That is what Peter Orszag, Obama’s first Budget Director, calls Welch for doubting the Labor Department’s drop of the unemployment rate from 8.3% to 7.8% in only two months. Other commentators have huffed about how the Labor Department officials who compile the statistics are “professionals”– how could Welch attack their impartiality?
None of the articles have discussed the real issues. The DOL employees are professionals, but they use techniques and assumptions which change. There was a great deal of change under the Clinton administration in particular and there were well founded worries at the time that the changes were politically motivated. One thing we do know: it all depends on how you calculate. If you include those who have stopped looking for work in the last two years and those who are part time but want to be full time, the number is much higher, around 15%. If you calculate unemployment the way it was done during the Great Depression, current levels are still at depression levels. This last point is missed by almost everyone. Article after article notes that the current economic malaise is much better than the Depression, when unemployment reached levels almost three times higher. Well, no. We have just moved the goalposts.
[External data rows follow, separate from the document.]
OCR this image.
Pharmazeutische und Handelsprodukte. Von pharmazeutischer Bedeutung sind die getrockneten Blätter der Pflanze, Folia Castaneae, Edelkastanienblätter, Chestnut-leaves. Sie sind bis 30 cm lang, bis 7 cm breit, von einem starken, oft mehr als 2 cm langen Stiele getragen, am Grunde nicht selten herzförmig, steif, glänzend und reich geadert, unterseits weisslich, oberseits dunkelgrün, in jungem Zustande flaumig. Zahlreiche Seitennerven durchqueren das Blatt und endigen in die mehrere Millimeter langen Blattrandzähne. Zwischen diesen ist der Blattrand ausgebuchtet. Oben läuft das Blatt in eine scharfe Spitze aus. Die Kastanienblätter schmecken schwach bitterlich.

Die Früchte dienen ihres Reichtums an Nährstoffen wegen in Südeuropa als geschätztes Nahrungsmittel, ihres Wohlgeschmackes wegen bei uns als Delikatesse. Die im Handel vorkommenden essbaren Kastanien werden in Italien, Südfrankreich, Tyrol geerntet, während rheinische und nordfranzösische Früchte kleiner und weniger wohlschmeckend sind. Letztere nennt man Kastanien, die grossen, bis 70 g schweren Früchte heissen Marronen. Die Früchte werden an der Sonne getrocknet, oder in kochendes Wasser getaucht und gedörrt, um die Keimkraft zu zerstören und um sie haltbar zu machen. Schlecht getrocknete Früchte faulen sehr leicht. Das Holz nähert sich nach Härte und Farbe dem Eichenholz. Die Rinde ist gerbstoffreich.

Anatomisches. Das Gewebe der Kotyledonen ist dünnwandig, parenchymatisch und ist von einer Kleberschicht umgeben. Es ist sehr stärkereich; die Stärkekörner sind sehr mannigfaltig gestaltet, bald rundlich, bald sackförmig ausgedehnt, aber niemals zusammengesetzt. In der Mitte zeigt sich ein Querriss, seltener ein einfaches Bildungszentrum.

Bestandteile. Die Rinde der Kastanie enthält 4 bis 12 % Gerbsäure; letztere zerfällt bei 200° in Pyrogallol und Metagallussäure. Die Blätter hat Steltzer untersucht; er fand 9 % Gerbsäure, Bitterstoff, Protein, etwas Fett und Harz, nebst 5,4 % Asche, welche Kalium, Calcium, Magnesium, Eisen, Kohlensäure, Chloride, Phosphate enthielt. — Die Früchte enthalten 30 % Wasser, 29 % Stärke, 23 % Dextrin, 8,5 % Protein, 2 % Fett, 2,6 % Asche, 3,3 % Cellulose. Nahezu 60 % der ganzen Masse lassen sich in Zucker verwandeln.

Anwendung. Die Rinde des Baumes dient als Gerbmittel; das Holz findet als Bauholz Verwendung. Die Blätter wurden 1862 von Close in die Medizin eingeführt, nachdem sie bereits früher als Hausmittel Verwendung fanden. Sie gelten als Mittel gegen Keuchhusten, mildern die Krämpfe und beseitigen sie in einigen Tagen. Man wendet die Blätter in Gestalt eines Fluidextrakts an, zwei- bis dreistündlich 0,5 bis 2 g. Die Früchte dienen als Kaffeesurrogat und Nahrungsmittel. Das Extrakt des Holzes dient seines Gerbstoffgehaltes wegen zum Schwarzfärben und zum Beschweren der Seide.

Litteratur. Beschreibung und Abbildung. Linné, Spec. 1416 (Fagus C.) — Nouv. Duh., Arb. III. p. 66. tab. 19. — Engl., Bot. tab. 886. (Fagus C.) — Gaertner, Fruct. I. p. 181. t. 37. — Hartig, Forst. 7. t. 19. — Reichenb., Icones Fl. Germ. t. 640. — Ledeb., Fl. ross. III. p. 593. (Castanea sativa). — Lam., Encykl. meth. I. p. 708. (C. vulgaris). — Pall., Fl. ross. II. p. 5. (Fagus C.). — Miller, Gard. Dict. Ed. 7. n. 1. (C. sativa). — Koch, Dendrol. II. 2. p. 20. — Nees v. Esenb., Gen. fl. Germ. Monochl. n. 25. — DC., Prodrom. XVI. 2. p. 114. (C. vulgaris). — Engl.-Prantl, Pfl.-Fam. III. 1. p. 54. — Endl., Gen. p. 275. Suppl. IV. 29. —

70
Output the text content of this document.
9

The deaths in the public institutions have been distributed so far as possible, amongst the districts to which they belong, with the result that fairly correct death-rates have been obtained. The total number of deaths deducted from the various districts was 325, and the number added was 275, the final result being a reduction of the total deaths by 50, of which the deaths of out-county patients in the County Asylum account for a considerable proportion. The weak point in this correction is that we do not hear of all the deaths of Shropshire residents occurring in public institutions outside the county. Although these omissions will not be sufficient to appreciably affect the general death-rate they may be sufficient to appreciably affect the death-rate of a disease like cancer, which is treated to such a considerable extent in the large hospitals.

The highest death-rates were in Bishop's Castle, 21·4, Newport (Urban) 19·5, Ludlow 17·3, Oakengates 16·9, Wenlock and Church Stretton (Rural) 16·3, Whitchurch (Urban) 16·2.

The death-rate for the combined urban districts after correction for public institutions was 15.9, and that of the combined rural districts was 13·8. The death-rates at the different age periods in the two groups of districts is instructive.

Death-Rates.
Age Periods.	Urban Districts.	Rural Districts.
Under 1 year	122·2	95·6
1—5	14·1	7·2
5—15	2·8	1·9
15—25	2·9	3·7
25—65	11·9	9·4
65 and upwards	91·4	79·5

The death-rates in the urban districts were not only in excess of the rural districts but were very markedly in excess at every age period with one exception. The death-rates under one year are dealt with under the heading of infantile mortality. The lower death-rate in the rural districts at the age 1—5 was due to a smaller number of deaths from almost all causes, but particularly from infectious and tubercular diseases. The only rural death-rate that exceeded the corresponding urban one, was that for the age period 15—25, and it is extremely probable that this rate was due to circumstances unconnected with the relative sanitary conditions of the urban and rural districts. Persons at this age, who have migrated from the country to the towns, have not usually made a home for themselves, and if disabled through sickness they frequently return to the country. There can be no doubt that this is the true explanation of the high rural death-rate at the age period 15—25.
An excellent source on this is business economist John William’s shadowstats.com, which we have mentioned before. Williams currently pegs the real unemployment rate at 22%.
Jack Welch did the country a service by shining a spotlight on the way all these numbers are calculated. As you will see from shadowstats.com, the current inflation and growth numbers are also calculated in ways that were changed markedly under Clinton and which, not surprisingly, make them look better.